Biden; “Yaptığım şey, Putin’in ilerlemesini, insanların yapacağından endişe duyduğu şeyi yapmasını zorlaştırmak için kapsamlı girişimler dizisidir”…
Bunu başarabilir mi?..
***
Ukrayna krizi başından sonuna bir Doğu-Batı krizi. Tarihinde yine Biden var. Ukrayna’daki iktidar savaşları ve açmazın tezgâhlandığı 2013’de işin başında o vardı.
ABD, Rusya’nın-haklı/haksız-taleplerini karşıladığı gün iktidarı ağır yara alacak. Karşılamazsa da yerine Rusya’ya önerebileceği herhangi bir şey görünmüyor. Hatta müttefikleri, ABD’nin kendilerinin güvenliğini sağlayabileceği konusunda da şüpheliler!..
***
Kremlin’in eli de rahat değil. Rus birliklerinin sınıra yığılması savaş için değil. Mesaj veriyor; ‘ABD, NATO ve İngiltere’nin artan varlığından rahatsızız. Belli ki devam edecek. Durun!’

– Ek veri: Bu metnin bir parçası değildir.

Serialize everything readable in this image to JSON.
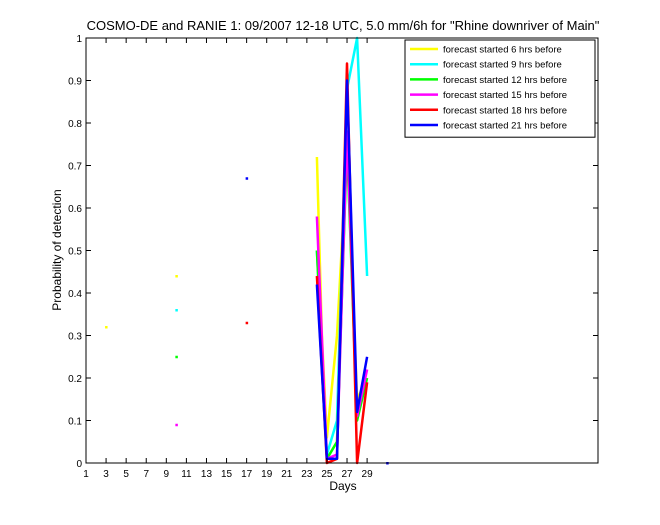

Zarf 100 bin asker. Ama mazruf, yine sınırlar. Ukrayna’nın yeni silahlar edinmesini de kapsıyor. Haliyle iş Türkiye’ye de sıçrıyor. Ukrayna’da yığılmış Batı askerleri yok ama NATO üyelerinin Ukrayna ile askeri anlaşmaları var. Bu da riskli…
Zirve öncesinde tarafların ellerindeki kozlar böyleydi. Rusya, müzakere masasında daha avantajlı görünüyor. ABD ise kötü ile berbat arasında seçim yapacak…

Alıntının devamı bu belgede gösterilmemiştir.